The other week, straight from the office, we had a girls’ night. Bubbles, laughter, and the kind of conversation that only happens when a group of women gets together off the clock. We started with jokes, but somewhere between the second glass and the deeper stuff, I realised something that made me stop.
We were a solid crowd, and a lot of us had only started our journeys with the company recently. That made me dig into the data. And how proud was I to see that this year alone, we’ve hired approximately 160% more women into our company compared to last year – and it’s only June.
Full transparency: this also includes future colleagues who haven’t started yet but have already signed their contracts -because yes, I like to measure time to fill, not just time to hire. But that’s a topic for another article.
That moment stayed with me.
Because I read all the reports, track all the metrics, and see so many companies promising better. Yet I felt joy – knowing we hadn’t set out to hit a number. No quota. No glamorous campaign. We just do the work.
We hired women into meaningful roles across tech and product, not because they were women, but because they were the best people for the job. And I don’t want to turn this month’s article into one of those flashy campaigns I mentioned above, but safe to say: we have a strong team. And I’m committed to continuing this – regardless of how people identify – as long as they’re the best fit for the role.
Looking Beyond the Macro
At a global level, the conversation around women in tech in 2025 hasn’t changed as much as it should have. According to WomenTech, women still make up just 27–35% of the tech workforce. Even in more progressive areas like product management, representation in Europe remains around 39%, based on data from Startups Magazine.

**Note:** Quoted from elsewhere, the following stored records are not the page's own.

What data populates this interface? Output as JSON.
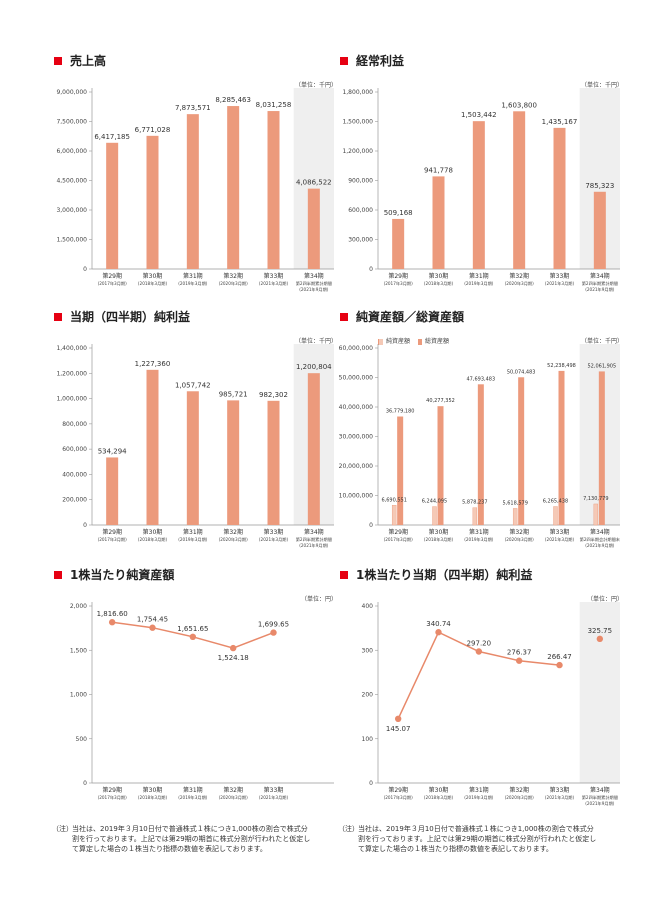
{
  "colors": {
    "accent": "#e60012",
    "bar": "#ec9a7c",
    "bar_light": "#f5c9b6",
    "line": "#e8896a",
    "shade": "#efefef",
    "axis": "#999999"
  },
  "charts": [
    {
      "id": "c1",
      "title": "売上高",
      "unit": "（単位：千円）",
      "chart_data": {
        "type": "bar",
        "categories": [
          "第29期",
          "第30期",
          "第31期",
          "第32期",
          "第33期",
          "第34期"
        ],
        "subcategories": [
          "(2017年3月期)",
          "(2018年3月期)",
          "(2019年3月期)",
          "(2020年3月期)",
          "(2021年3月期)",
          "第2四半期累計期間"
        ],
        "extra_sub": [
          "",
          "",
          "",
          "",
          "",
          "(2021年9月期)"
        ],
        "values": [
          6417185,
          6771028,
          7873571,
          8285463,
          8031258,
          4086522
        ],
        "value_labels": [
          "6,417,185",
          "6,771,028",
          "7,873,571",
          "8,285,463",
          "8,031,258",
          "4,086,522"
        ],
        "yticks": [
          "0",
          "1,500,000",
          "3,000,000",
          "4,500,000",
          "6,000,000",
          "7,500,000",
          "9,000,000"
        ],
        "ylim": [
          0,
          9000000
        ],
        "shade_last": true
      }
    },
    {
      "id": "c2",
      "title": "経常利益",
      "unit": "（単位：千円）",
      "chart_data": {
        "type": "bar",
        "categories": [
          "第29期",
          "第30期",
          "第31期",
          "第32期",
          "第33期",
          "第34期"
        ],
        "subcategories": [
          "(2017年3月期)",
          "(2018年3月期)",
          "(2019年3月期)",
          "(2020年3月期)",
          "(2021年3月期)",
          "第2四半期累計期間"
        ],
        "extra_sub": [
          "",
          "",
          "",
          "",
          "",
          "(2021年9月期)"
        ],
        "values": [
          509168,
          941778,
          1503442,
          1603800,
          1435167,
          785323
        ],
        "value_labels": [
          "509,168",
          "941,778",
          "1,503,442",
          "1,603,800",
          "1,435,167",
          "785,323"
        ],
        "yticks": [
          "0",
          "300,000",
          "600,000",
          "900,000",
          "1,200,000",
          "1,500,000",
          "1,800,000"
        ],
        "ylim": [
          0,
          1800000
        ],
        "shade_last": true
      }
    },
    {
      "id": "c3",
      "title": "当期（四半期）純利益",
      "unit": "（単位：千円）",
      "chart_data": {
        "type": "bar",
        "categories": [
          "第29期",
          "第30期",
          "第31期",
          "第32期",
          "第33期",
          "第34期"
        ],
        "subcategories": [
          "(2017年3月期)",
          "(2018年3月期)",
          "(2019年3月期)",
          "(2020年3月期)",
          "(2021年3月期)",
          "第2四半期累計期間"
        ],
        "extra_sub": [
          "",
          "",
          "",
          "",
          "",
          "(2021年9月期)"
        ],
        "values": [
          534294,
          1227360,
          1057742,
          985721,
          982302,
          1200804
        ],
        "value_labels": [
          "534,294",
          "1,227,360",
          "1,057,742",
          "985,721",
          "982,302",
          "1,200,804"
        ],
        "yticks": [
          "0",
          "200,000",
          "400,000",
          "600,000",
          "800,000",
          "1,000,000",
          "1,200,000",
          "1,400,000"
        ],
        "ylim": [
          0,
          1400000
        ],
        "shade_last": true
      }
    },
    {
      "id": "c4",
      "title": "純資産額／総資産額",
      "unit": "（単位：千円）",
      "chart_data": {
        "type": "bar",
        "categories": [
          "第29期",
          "第30期",
          "第31期",
          "第32期",
          "第33期",
          "第34期"
        ],
        "subcategories": [
          "(2017年3月期)",
          "(2018年3月期)",
          "(2019年3月期)",
          "(2020年3月期)",
          "(2021年3月期)",
          "第2四半期会計期間末"
        ],
        "extra_sub": [
          "",
          "",
          "",
          "",
          "",
          "(2021年9月期)"
        ],
        "series": [
          {
            "name": "純資産額",
            "values": [
              6690551,
              6244095,
              5878237,
              5618579,
              6265438,
              7130779
            ],
            "value_labels": [
              "6,690,551",
              "6,244,095",
              "5,878,237",
              "5,618,579",
              "6,265,438",
              "7,130,779"
            ]
          },
          {
            "name": "総資産額",
            "values": [
              36779180,
              40277352,
              47693483,
              50074483,
              52238498,
              52061905
            ],
            "value_labels": [
              "36,779,180",
              "40,277,352",
              "47,693,483",
              "50,074,483",
              "52,238,498",
              "52,061,905"
            ]
          }
        ],
        "yticks": [
          "0",
          "10,000,000",
          "20,000,000",
          "30,000,000",
          "40,000,000",
          "50,000,000",
          "60,000,000"
        ],
        "ylim": [
          0,
          60000000
        ],
        "shade_last": true
      }
    },
    {
      "id": "c5",
      "title": "1株当たり純資産額",
      "unit": "（単位：円）",
      "chart_data": {
        "type": "line",
        "categories": [
          "第29期",
          "第30期",
          "第31期",
          "第32期",
          "第33期"
        ],
        "subcategories": [
          "(2017年3月期)",
          "(2018年3月期)",
          "(2019年3月期)",
          "(2020年3月期)",
          "(2021年3月期)"
        ],
        "values": [
          1816.6,
          1754.45,
          1651.65,
          1524.18,
          1699.65
        ],
        "value_labels": [
          "1,816.60",
          "1,754.45",
          "1,651.65",
          "1,524.18",
          "1,699.65"
        ],
        "yticks": [
          "0",
          "500",
          "1,000",
          "1,500",
          "2,000"
        ],
        "ylim": [
          0,
          2000
        ],
        "slots": 6,
        "shade_last": false
      }
    },
    {
      "id": "c6",
      "title": "1株当たり当期（四半期）純利益",
      "unit": "（単位：円）",
      "chart_data": {
        "type": "line",
        "categories": [
          "第29期",
          "第30期",
          "第31期",
          "第32期",
          "第33期",
          "第34期"
        ],
        "subcategories": [
          "(2017年3月期)",
          "(2018年3月期)",
          "(2019年3月期)",
          "(2020年3月期)",
          "(2021年3月期)",
          "第2四半期累計期間"
        ],
        "extra_sub": [
          "",
          "",
          "",
          "",
          "",
          "(2021年9月期)"
        ],
        "values": [
          145.07,
          340.74,
          297.2,
          276.37,
          266.47,
          325.75
        ],
        "value_labels": [
          "145.07",
          "340.74",
          "297.20",
          "276.37",
          "266.47",
          "325.75"
        ],
        "yticks": [
          "0",
          "100",
          "200",
          "300",
          "400"
        ],
        "ylim": [
          0,
          400
        ],
        "connect_last": false,
        "shade_last": true
      }
    }
  ],
  "notes": {
    "left_label": "（注）",
    "left_text": "当社は、2019年３月10日付で普通株式１株につき1,000株の割合で株式分割を行っております。上記では第29期の期首に株式分割が行われたと仮定して算定した場合の１株当たり指標の数値を表記しております。",
    "right_label": "（注）",
    "right_text": "当社は、2019年３月10日付で普通株式１株につき1,000株の割合で株式分割を行っております。上記では第29期の期首に株式分割が行われたと仮定して算定した場合の１株当たり指標の数値を表記しております。"
  }
}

Deloitte’s Women @ Work report from 2024 was even more discouraging. Only 11% of women believe their company is acting on gender equality. Nearly half have experienced microaggressions or worse. Hybrid work hasn’t solved the issue of inclusion, in many cases, it’s simply made exclusion less visible. One in three hybrid-working women report being left out of key meetings. The stats haven’t moved. The stress hasn’t eased. And culture remains the silent killer of ambition.
So What Makes the Difference for Us?
It goes beyond a DEI initiative or a press release. It’s consistency.
We constantly work on identifying if and where bias might show up – whether in sourcing, in job descriptions, or in how we assess potential vs. pedigree. And maybe most importantly, we’ve stopped making women prove they deserve to be there. We follow a structured and objective evaluation system, and we look past names, status, nationality, and gender.
Progress doesn’t happen when we only say the right things. It happens when we put intention into how we operate.
Retention Needs to Match Representation
Of course, hiring is just step one. Culture eats numbers for breakfast. The same Deloitte study found that only 1 in 10 women feel they can talk openly about work-life balance. 95% believe taking advantage of flexible options will hurt their chances at promotion. And women who are primary earners still carry the majority of domestic responsibilities – leading to burnout, career stagnation, or opting out entirely.
We’re not immune to this. We’ve got more women in the room now, but if the room doesn’t adapt, they won’t stay.
What I Hope Others Take From This
If you’re a founder, a hiring manager, or working in people ops, here’s my message: don’t wait for the industry to change. Fix your own house first. You can absolutely move the needle, and you don’t need a perfect playbook to start. You need curiosity, consistency, and a bit of discomfort.
Change happens when no one’s watching. And sometimes, it takes a glass of wine and a conversation to realise that what you’re building is actually working – that women feel seen, supported, and chosen not for optics, but for value.
We’re not done. But we’re not where we were. And that’s worth sharing.
To every team out there doing the work quietly: keep going. Because it shows. Even when you’re not counting, the impact counts.